I’ve also been worrying about next year, I got kept down a year to do a NATS Course, this is like a Business course thingame that just basically helps you decide what to do with your life. I’m regretting it now though. I’m being put in with the new Year 12′s. I’m going to have to repeat most of what i’ve done for the past 12 months. I’m also going to have to get along with people i’ve despised since they arrived here. I’m not exactly a overly confident person, which means I won’t talk to people I don’t know. Can you see the problems? Yeah I can too. My friends will be in Year 13 when we go back in September. Which will be strange as my sister will be in the year above (we’re triplets, so it’ll be weird that we’re separated). My friends inc my sister will leave for Uni or whatever next September while i’ll still be with the lower year.
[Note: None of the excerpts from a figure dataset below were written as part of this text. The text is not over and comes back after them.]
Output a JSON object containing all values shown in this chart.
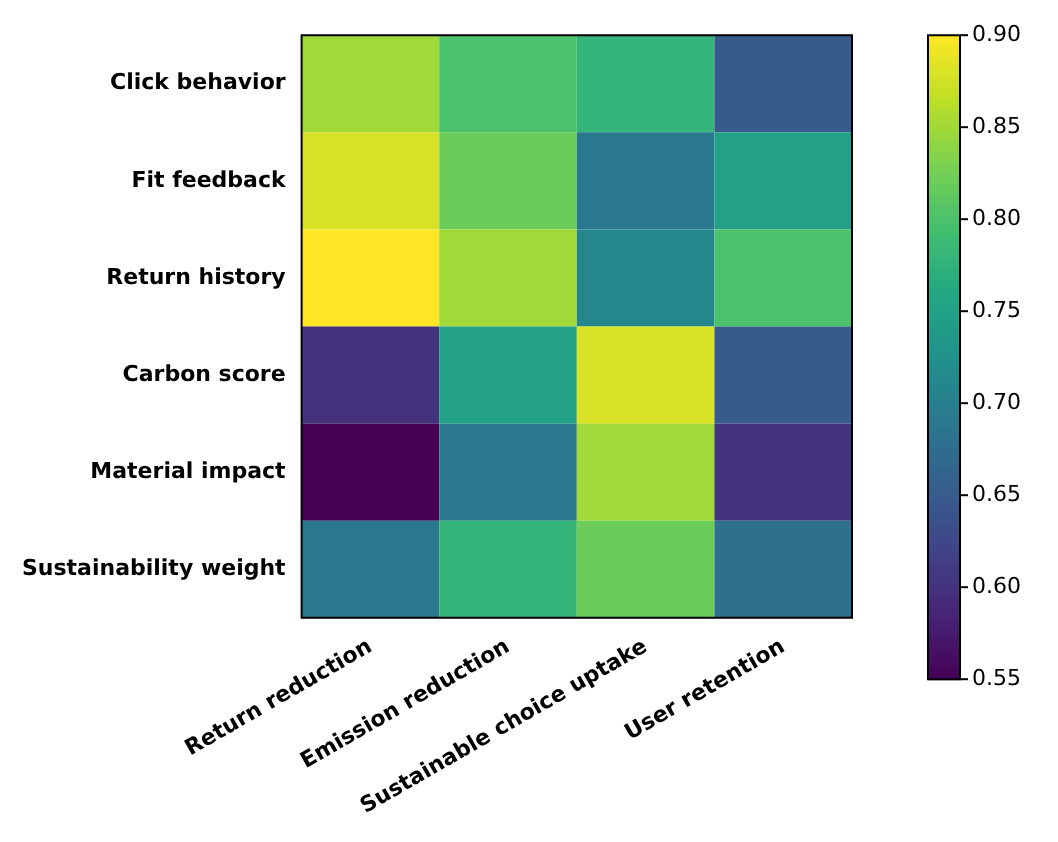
{
  "chart_data": {
    "type": "heatmap",
    "categories": [
      "Return reduction",
      "Emission reduction",
      "Sustainable choice uptake",
      "User retention"
    ],
    "y_categories": [
      "Click behavior",
      "Fit feedback",
      "Return history",
      "Carbon score",
      "Material impact",
      "Sustainability weight"
    ],
    "cells": [
      [
        0.85,
        0.8,
        0.78,
        0.65
      ],
      [
        0.88,
        0.82,
        0.69,
        0.75
      ],
      [
        0.9,
        0.85,
        0.71,
        0.8
      ],
      [
        0.6,
        0.75,
        0.88,
        0.65
      ],
      [
        0.55,
        0.69,
        0.85,
        0.6
      ],
      [
        0.69,
        0.78,
        0.82,
        0.68
      ]
    ],
    "clim": [
      0.55,
      0.9
    ],
    "cticks": [
      0.55,
      {
        "value": 0.6,
        "label": "0.60"
      },
      0.65,
      {
        "value": 0.7,
        "label": "0.70"
      },
      0.75,
      {
        "value": 0.8,
        "label": "0.80"
      },
      0.85,
      {
        "value": 0.9,
        "label": "0.90"
      }
    ]
  }
}
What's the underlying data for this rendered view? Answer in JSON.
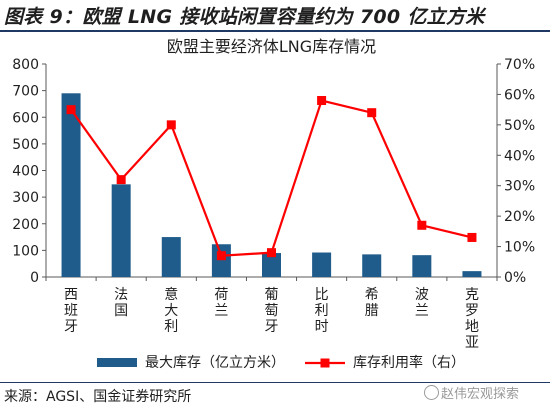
{
  "figure_title": "图表 9：欧盟 LNG 接收站闲置容量约为 700 亿立方米",
  "source": "来源：AGSI、国金证券研究所",
  "watermark": "赵伟宏观探索",
  "colors": {
    "bar": "#1f5c8b",
    "line": "#ff0000",
    "rule": "#1f3864"
  },
  "chart_data": {
    "type": "bar",
    "title": "欧盟主要经济体LNG库存情况",
    "categories": [
      "西班牙",
      "法国",
      "意大利",
      "荷兰",
      "葡萄牙",
      "比利时",
      "希腊",
      "波兰",
      "克罗地亚"
    ],
    "series": [
      {
        "name": "最大库存（亿立方米）",
        "type": "bar",
        "axis": "left",
        "values": [
          690,
          348,
          150,
          123,
          90,
          92,
          85,
          82,
          22
        ]
      },
      {
        "name": "库存利用率（右）",
        "type": "line",
        "axis": "right",
        "values": [
          55,
          32,
          50,
          7,
          8,
          58,
          54,
          17,
          13
        ]
      }
    ],
    "y_left": {
      "min": 0,
      "max": 800,
      "ticks": [
        "0",
        "100",
        "200",
        "300",
        "400",
        "500",
        "600",
        "700",
        "800"
      ]
    },
    "y_right": {
      "min": 0,
      "max": 70,
      "ticks": [
        "0%",
        "10%",
        "20%",
        "30%",
        "40%",
        "50%",
        "60%",
        "70%"
      ]
    },
    "grid": false,
    "legend_position": "bottom"
  }
}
I’m going to miss them so much, I don’t know if i’d be able to last a year without seeing them at College. Guess i’ll have too. They won’t be there to make things easier for me forever. 

Another thing that’s been bothering me is that because i’ve got two years of College left, I won’t leave this town until i’m at least 20. That probably doesn’t sound daunting to anyone else but me. It’s because I want to get out and live a little. I’m sick of doing what i’m told. School, work, listen to others etc. Sure, I know I have too, but i’d like to do something I WANT to do. Even if it’s something small, I want to achieve something before I die (which could be in 2012, when the world is suppose to ‘end’, if that were the case, i would have half a year to do what I wanted to do. Lame?), I don’t want to live life like most people; School, Work, Death. Where’s the fun? You only live once, so I don’t want to waste it, cheers. I’ll keep wishing for now though. That’s all I can do. Just wish away. 

Anyway, that’s about it for now. All the thoughts from my head laid out for you to read. It’s not interesting, so if you’ve read this far, have a gold star.